Quando nos reunimos para decidir quais pontos levaríamos à audiência do Bom Senso com a presidente Dilma Rousseff na próxima segunda-feira (21), a dúvida era saber em que o governo teria agilidade e autonomia para efetuar uma mudança importante. Sabíamos que estatizar o futebol não era, nem de perto, a solução para os nossos problemas.
A maioria das nossas questões sempre emperrou na CBF e em sua má vontade em desenvolver políticas e regulamentos que otimizem a evolução do esporte no país. Aliás, a própria CBF, numa tática de guerra conhecida como deterrência ou "teoria da intimidação", controla seus 47 membros que votam —20 clubes da série A e 27 federações estaduais— explorando, de forma quase ditatorial, um bem público por intermédio de uma entidade privada e dificultando a alternância de poder e o acesso de novas pessoas. Assim, concluímos que, maior do que as demandas do nosso movimento e da nossa categoria, democratizar a entidade é questão vital para que se reconstrua o verdadeiro futebol brasileiro.

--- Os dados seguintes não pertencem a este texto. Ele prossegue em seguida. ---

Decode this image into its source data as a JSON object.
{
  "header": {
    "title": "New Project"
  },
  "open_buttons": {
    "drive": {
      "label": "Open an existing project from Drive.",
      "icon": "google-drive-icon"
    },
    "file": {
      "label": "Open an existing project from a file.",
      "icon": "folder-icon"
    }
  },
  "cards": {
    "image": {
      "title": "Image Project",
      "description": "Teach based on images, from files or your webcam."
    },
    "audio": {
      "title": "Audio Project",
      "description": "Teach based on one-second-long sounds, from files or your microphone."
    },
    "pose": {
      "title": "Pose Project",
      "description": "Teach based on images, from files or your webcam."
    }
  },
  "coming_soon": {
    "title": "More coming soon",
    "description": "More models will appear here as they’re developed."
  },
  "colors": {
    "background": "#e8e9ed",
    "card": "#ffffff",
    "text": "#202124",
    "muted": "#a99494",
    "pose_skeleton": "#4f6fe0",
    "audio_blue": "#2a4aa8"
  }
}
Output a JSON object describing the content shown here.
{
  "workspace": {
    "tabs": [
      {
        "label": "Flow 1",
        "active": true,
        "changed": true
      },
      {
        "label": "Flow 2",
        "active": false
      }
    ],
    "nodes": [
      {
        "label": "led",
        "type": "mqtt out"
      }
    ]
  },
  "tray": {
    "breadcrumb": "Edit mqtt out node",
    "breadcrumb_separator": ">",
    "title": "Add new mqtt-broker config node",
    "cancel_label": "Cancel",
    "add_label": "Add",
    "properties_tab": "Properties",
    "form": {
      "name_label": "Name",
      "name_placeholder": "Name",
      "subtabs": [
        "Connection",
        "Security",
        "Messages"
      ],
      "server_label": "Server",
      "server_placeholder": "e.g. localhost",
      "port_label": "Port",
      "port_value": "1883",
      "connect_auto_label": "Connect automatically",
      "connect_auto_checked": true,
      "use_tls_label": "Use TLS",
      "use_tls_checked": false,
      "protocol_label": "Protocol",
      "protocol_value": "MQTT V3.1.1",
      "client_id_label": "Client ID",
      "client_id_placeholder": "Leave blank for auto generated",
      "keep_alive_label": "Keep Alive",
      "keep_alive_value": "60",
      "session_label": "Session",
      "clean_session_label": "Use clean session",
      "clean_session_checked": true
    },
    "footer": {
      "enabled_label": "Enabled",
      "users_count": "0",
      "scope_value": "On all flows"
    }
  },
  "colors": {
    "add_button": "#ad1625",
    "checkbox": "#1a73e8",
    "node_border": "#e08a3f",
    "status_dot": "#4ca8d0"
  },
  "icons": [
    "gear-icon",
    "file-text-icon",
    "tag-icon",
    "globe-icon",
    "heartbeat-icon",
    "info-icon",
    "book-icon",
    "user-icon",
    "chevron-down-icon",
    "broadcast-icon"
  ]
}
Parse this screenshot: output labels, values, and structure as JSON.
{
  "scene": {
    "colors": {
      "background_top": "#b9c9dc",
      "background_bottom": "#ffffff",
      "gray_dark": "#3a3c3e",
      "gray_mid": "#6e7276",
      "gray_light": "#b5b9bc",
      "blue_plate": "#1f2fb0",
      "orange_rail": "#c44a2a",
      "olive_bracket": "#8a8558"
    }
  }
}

Mas como o Congresso Nacional poderia intervir para promover a modernização ou a regulamentação das atividades da CBF que, apesar de arrecadar mais de R$ 400 milhões por ano com a "exploração" da nossa seleção, se ampara no artigo 217 da Constituição, inciso I, que define que as entidades que administram o esporte no país têm autonomia financeira e estatutária?
Nas últimas semanas, antes da derrota brasileira, os grandes clubes de futebol fizeram lobby por uma audiência com a presidente Dilma para pedir que o projeto de Lei de Responsabilidade Fiscal do Esporte (LRFE) seja aprovado com urgência.
O projeto propõe o parcelamento da dívida fiscal dos clubes, mas oculta, sagazmente, a isenção da responsabilidade civil e penal dos dirigentes que cometeram irregularidades. A mencionada dívida decorre do Imposto de Renda e da contribuição à Previdência retida do atleta e não repassadas à União, ou seja, apropriação indébita, crime. Além disso, o projeto é frágil ao tentar garantir que os clubes estejam realmente em dia com suas obrigações fiscais e, principalmente, trabalhistas.
Essa debilidade justifica o desespero dos dirigentes e a pressão da "bancada da bola" para sua rápida aprovação, já que, uma vez garantido o parcelamento, clubes e CBF voltarão a se blindar e não mais discutirão as mudanças estruturais.
Em miúdos, os clubes estão nas mãos da presidente, do Congresso, do parcelamento dos R$ 5 bilhões da dívida. E a tão temida e outrora intocável CBF está nas mãos dos "quebrados" clubes, que, para sobreviver, farão o que for preciso, inclusive peitar a CBF.
O Bom Senso se antecipou e, no encontro anterior com a presidente, em maio, fez um apelo: "Não aprove a LRFE do jeito que está. É preciso aproveitar a oportunidade e exigir dos clubes, em contrapartida pelo parcelamento da dívida (dinheiro público), a regulação e a democratização do estatuto da CBF, limitando o mandato dos dirigentes a quatro anos com apenas uma recondução, dando voz e direito de voto aos atletas, treinadores, árbitros e demais clubes filiados à entidade. Essa diversidade permitirá abordar todas as dimensões e interesses do futebol brasileiro".
Este é o ponto da virada, tornar a entidade mais transparente, com uma visão ampla, menos política e mais técnica. Responsável por investir maciçamente na capacitação de treinadores e gestores, desenvolver licenças e métodos da "escola brasileira" de futebol, investir e profissionalizar o futebol feminino e o futebol de areia, debater e implantar o novo calendário e o verdadeiro Jogo Limpo Financeiro, cujo objetivo não será punir os clubes, mas defender e proteger o nosso futebol.
Essa partida está na prorrogação. Os clubes, a CBF e a bancada da bola estão no ataque. Nosso time conta com você para virar esse jogo.
PAULO ANDRÉ, 30, jogador de futebol, é fundador e um dos líderes do Bom Senso Futebol Clube, associação dedicada a promover reformulações no esporte.